A patch for this bug has been committed. After review, it may
be pushed to the relevant source trees for release in the next
version. You can access the patch from:

  http://lists.mysql.com/commits/24069

ChangeSet@1.2545, 2007-04-09 19:26:51+03:00, aelkin@dsl-hkibras1-ff1dc300-249.dhcp.inet.fi +1 -0
  Bug #27583 slave sql fails to read from iocache when slave got stopped at pos==4
  
  showed up in set of tests rpl_start_stop_slave.test,  rpl_row_create_table.test, rpl000017.test
  as failure of slave sql thread to read from iocache when slave got stopped having read only first 4 bytes
  from the master binlog.
  
  Appeared to be forgotten assignment to rpl->group_relay_log_name. If the group pos is changed at that particur
  place a similar change should happen to the group log name in step.
  After the fix slave might safely stop and relay log info will consists of correct pair 
  (relay log_name, relay log_pos).
  The correct relay log info is the guarantee that slave will restart w/o the problem.

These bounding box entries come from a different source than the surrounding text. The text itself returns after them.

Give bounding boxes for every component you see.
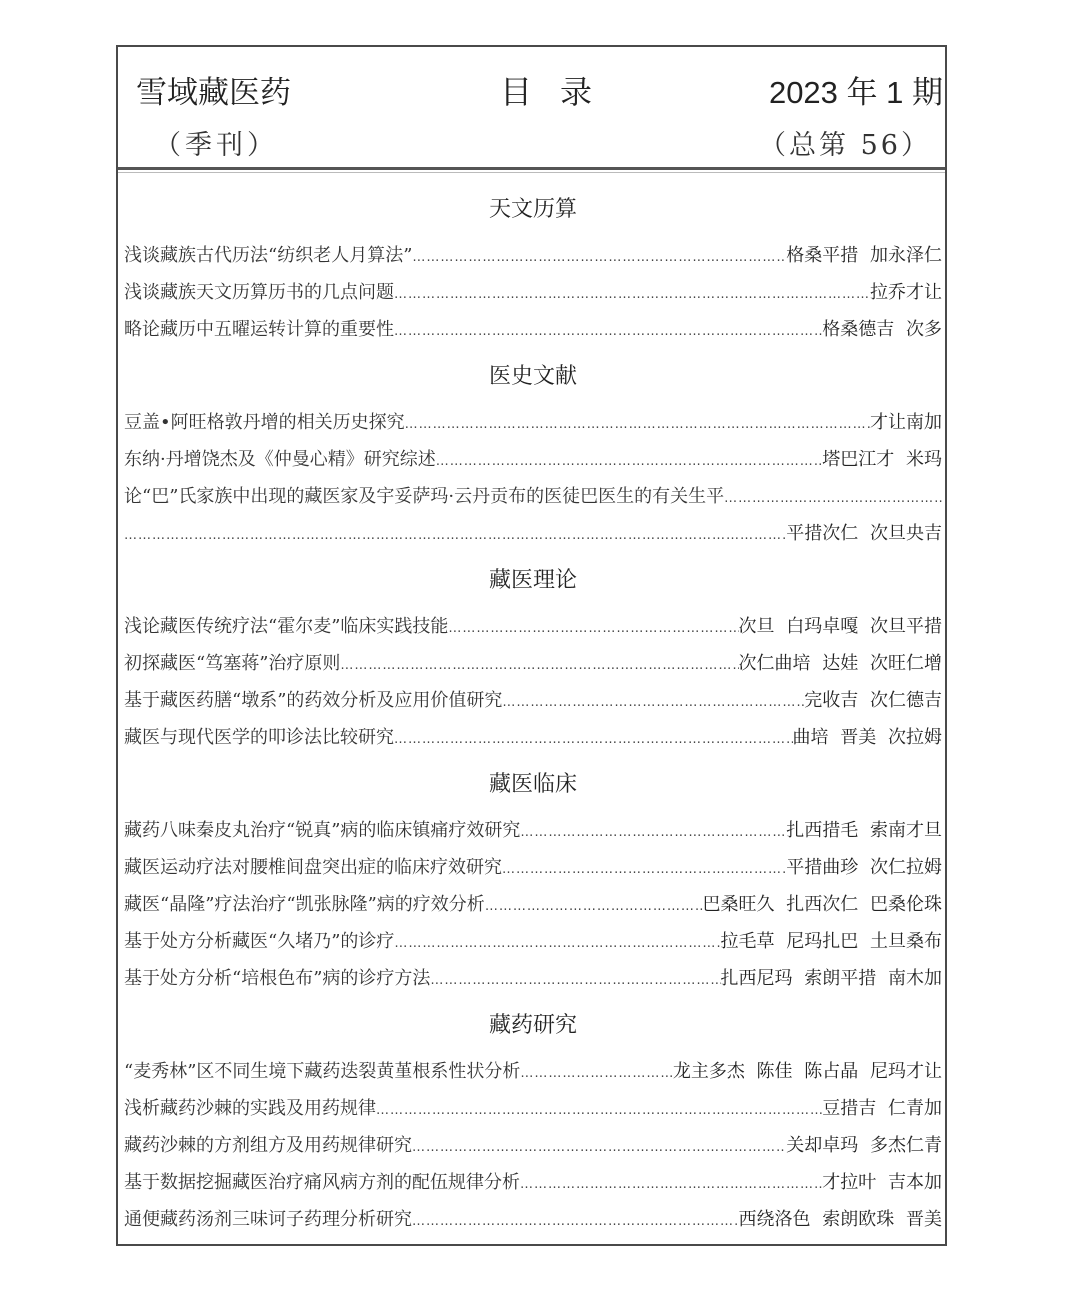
toc-entry[interactable]: 基于处方分析藏医“久堵乃”的诊疗 拉毛草 尼玛扎巴 土旦桑布	[124, 923, 942, 960]
article-authors: 拉毛草 尼玛扎巴 土旦桑布	[721, 923, 942, 960]
dot-leader	[430, 962, 720, 999]
toc-entry[interactable]: 基于处方分析“培根色布”病的诊疗方法 扎西尼玛 索朗平措 南木加	[124, 960, 942, 997]
dot-leader	[412, 1129, 786, 1166]
dot-leader	[124, 517, 786, 554]
toc-entry[interactable]: 藏医与现代医学的叩诊法比较研究 曲培 晋美 次拉姆	[124, 719, 942, 756]
article-authors: 曲培 晋美 次拉姆	[793, 719, 942, 756]
article-title: 浅论藏医传统疗法“霍尔麦”临床实践技能	[124, 608, 448, 645]
article-authors: 龙主多杰 陈佳 陈占晶 尼玛才让	[673, 1053, 942, 1090]
article-title: 浅谈藏族古代历法“纺织老人月算法”	[124, 237, 412, 274]
toc-entry-continuation[interactable]: 平措次仁 次旦央吉	[124, 515, 942, 552]
dot-leader	[520, 1055, 672, 1092]
article-authors: 平措次仁 次旦央吉	[786, 515, 942, 552]
article-title: 藏药沙棘的方剂组方及用药规律研究	[124, 1127, 412, 1164]
section-title: 藏医理论	[124, 566, 942, 596]
dot-leader	[394, 276, 870, 313]
section-title: 藏药研究	[124, 1011, 942, 1041]
article-title: 藏医与现代医学的叩诊法比较研究	[124, 719, 394, 756]
total-issue-number: （总第 56）	[759, 123, 931, 162]
article-authors: 平措曲珍 次仁拉姆	[786, 849, 942, 886]
dot-leader	[520, 814, 786, 851]
section-title: 藏医临床	[124, 770, 942, 800]
toc-entry[interactable]: 浅析藏药沙棘的实践及用药规律 豆措吉 仁青加	[124, 1090, 942, 1127]
toc-frame: 雪域藏医药 （季刊） 目录 2023 年 1 期 （总第 56） 天文历算 浅谈…	[116, 45, 947, 1246]
article-title: 初探藏医“笃塞蒋”治疗原则	[124, 645, 340, 682]
toc-entry[interactable]: 藏医运动疗法对腰椎间盘突出症的临床疗效研究 平措曲珍 次仁拉姆	[124, 849, 942, 886]
article-title: 豆盖•阿旺格敦丹增的相关历史探究	[124, 404, 405, 441]
article-authors: 完收吉 次仁德吉	[804, 682, 942, 719]
article-authors: 关却卓玛 多杰仁青	[786, 1127, 942, 1164]
dot-leader	[394, 313, 822, 350]
article-title: 藏医“晶隆”疗法治疗“凯张脉隆”病的疗效分析	[124, 886, 485, 923]
toc-header: 雪域藏医药 （季刊） 目录 2023 年 1 期 （总第 56）	[118, 47, 945, 169]
dot-leader	[376, 1092, 822, 1129]
journal-frequency: （季刊）	[154, 123, 278, 162]
dot-leader	[448, 610, 738, 647]
toc-entry[interactable]: 东纳·丹增饶杰及《仲曼心精》研究综述 塔巴江才 米玛	[124, 441, 942, 478]
article-title: 藏药八味秦皮丸治疗“锐真”病的临床镇痛疗效研究	[124, 812, 520, 849]
article-title: 基于处方分析“培根色布”病的诊疗方法	[124, 960, 430, 997]
header-divider	[118, 167, 945, 170]
toc-entry[interactable]: “麦秀林”区不同生境下藏药迭裂黄堇根系性状分析 龙主多杰 陈佳 陈占晶 尼玛才让	[124, 1053, 942, 1090]
toc-entry[interactable]: 基于数据挖掘藏医治疗痛风病方剂的配伍规律分析 才拉叶 吉本加	[124, 1164, 942, 1201]
toc-content: 天文历算 浅谈藏族古代历法“纺织老人月算法” 格桑平措 加永泽仁 浅谈藏族天文历…	[124, 181, 942, 1238]
toc-entry[interactable]: 论“巴”氏家族中出现的藏医家及宇妥萨玛·云丹贡布的医徒巴医生的有关生平	[124, 478, 942, 515]
article-authors: 拉乔才让	[870, 274, 942, 311]
dot-leader	[502, 851, 786, 888]
toc-title: 目录	[500, 67, 620, 113]
section-title: 天文历算	[124, 195, 942, 225]
toc-entry[interactable]: 浅谈藏族古代历法“纺织老人月算法” 格桑平措 加永泽仁	[124, 237, 942, 274]
article-authors: 塔巴江才 米玛	[822, 441, 942, 478]
article-authors: 巴桑旺久 扎西次仁 巴桑伦珠	[703, 886, 942, 923]
article-authors: 格桑德吉 次多	[822, 311, 942, 348]
toc-entry[interactable]: 藏药沙棘的方剂组方及用药规律研究 关却卓玛 多杰仁青	[124, 1127, 942, 1164]
issue-date: 2023 年 1 期	[769, 67, 943, 112]
toc-entry[interactable]: 初探藏医“笃塞蒋”治疗原则 次仁曲培 达娃 次旺仁增	[124, 645, 942, 682]
article-authors: 扎西措毛 索南才旦	[786, 812, 942, 849]
article-authors: 豆措吉 仁青加	[822, 1090, 942, 1127]
header-divider-secondary	[118, 172, 945, 173]
article-title: 藏医运动疗法对腰椎间盘突出症的临床疗效研究	[124, 849, 502, 886]
article-title: 浅谈藏族天文历算历书的几点问题	[124, 274, 394, 311]
toc-entry[interactable]: 藏药八味秦皮丸治疗“锐真”病的临床镇痛疗效研究 扎西措毛 索南才旦	[124, 812, 942, 849]
toc-entry[interactable]: 浅谈藏族天文历算历书的几点问题 拉乔才让	[124, 274, 942, 311]
toc-entry[interactable]: 略论藏历中五曜运转计算的重要性 格桑德吉 次多	[124, 311, 942, 348]
article-title: “麦秀林”区不同生境下藏药迭裂黄堇根系性状分析	[124, 1053, 520, 1090]
journal-name: 雪域藏医药	[136, 67, 291, 112]
article-authors: 西绕洛色 索朗欧珠 晋美	[739, 1201, 942, 1238]
dot-leader	[394, 925, 720, 962]
article-title: 基于藏医药膳“墩系”的药效分析及应用价值研究	[124, 682, 502, 719]
dot-leader	[412, 239, 786, 276]
dot-leader	[724, 480, 942, 517]
article-title: 略论藏历中五曜运转计算的重要性	[124, 311, 394, 348]
toc-entry[interactable]: 豆盖•阿旺格敦丹增的相关历史探究 才让南加	[124, 404, 942, 441]
article-title: 浅析藏药沙棘的实践及用药规律	[124, 1090, 376, 1127]
article-title: 基于处方分析藏医“久堵乃”的诊疗	[124, 923, 394, 960]
dot-leader	[405, 406, 870, 443]
dot-leader	[485, 888, 703, 925]
article-title: 基于数据挖掘藏医治疗痛风病方剂的配伍规律分析	[124, 1164, 520, 1201]
dot-leader	[502, 684, 804, 721]
dot-leader	[520, 1166, 822, 1203]
article-authors: 才拉叶 吉本加	[822, 1164, 942, 1201]
article-authors: 次旦 白玛卓嘎 次旦平措	[739, 608, 942, 645]
article-authors: 扎西尼玛 索朗平措 南木加	[721, 960, 942, 997]
dot-leader	[340, 647, 738, 684]
article-authors: 才让南加	[870, 404, 942, 441]
toc-entry[interactable]: 基于藏医药膳“墩系”的药效分析及应用价值研究 完收吉 次仁德吉	[124, 682, 942, 719]
section-title: 医史文献	[124, 362, 942, 392]
article-authors: 格桑平措 加永泽仁	[786, 237, 942, 274]
toc-entry[interactable]: 浅论藏医传统疗法“霍尔麦”临床实践技能 次旦 白玛卓嘎 次旦平措	[124, 608, 942, 645]
article-title: 论“巴”氏家族中出现的藏医家及宇妥萨玛·云丹贡布的医徒巴医生的有关生平	[124, 478, 724, 515]
toc-entry[interactable]: 通便藏药汤剂三味诃子药理分析研究 西绕洛色 索朗欧珠 晋美	[124, 1201, 942, 1238]
dot-leader	[436, 443, 823, 480]
article-title: 通便藏药汤剂三味诃子药理分析研究	[124, 1201, 412, 1238]
article-title: 东纳·丹增饶杰及《仲曼心精》研究综述	[124, 441, 436, 478]
article-authors: 次仁曲培 达娃 次旺仁增	[739, 645, 942, 682]
toc-entry[interactable]: 藏医“晶隆”疗法治疗“凯张脉隆”病的疗效分析 巴桑旺久 扎西次仁 巴桑伦珠	[124, 886, 942, 923]
dot-leader	[394, 721, 793, 758]
dot-leader	[412, 1203, 739, 1240]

A patch for this bug has been committed. After review, it may
be pushed to the relevant source trees for release in the next
version. You can access the patch from:

  http://lists.mysql.com/commits/24262

ChangeSet@1.2548, 2007-04-11 11:10:14+02:00, mats@romeo.(none) +1 -0
  BUG#27583 (slave sql fails to read from iocache when slave got
  stopped at pos==4):
  
  Submitting patch on behalf of Andrei, who discovered the problem
  and provided the patch.
  
  An update of the group relay log coordinates when rotating forgot to
  update the group relay log name and only updated the group relay log
  position (and group master log name and position).
  
  This patch adds code to update the group relay log *name* as well as
  the position

Pushed into 5.1.18-beta

Noted in 5.1.18 changelog.

Group relay log rotation updated only the log position and not the
name, causing the slave to stop.

A patch for this bug has been committed. After review, it may
be pushed to the relevant source trees for release in the next
version. You can access the patch from:

  http://lists.mysql.com/commits/29176

ChangeSet@1.2494, 2007-06-20 13:21:16+03:00, aelkin@dsl-hkibras1-ff5dc300-70.dhcp.inet.fi +1 -0
  Bug #27583 slave sql fails to read from iocache when slave got stopped at pos==4
  
  forgotten merge with 5.0. There can be some bugs waiting for this fix in 5.0 like Bug@29232

Pushed into 5.0.46

Pushed into 5.1.20-beta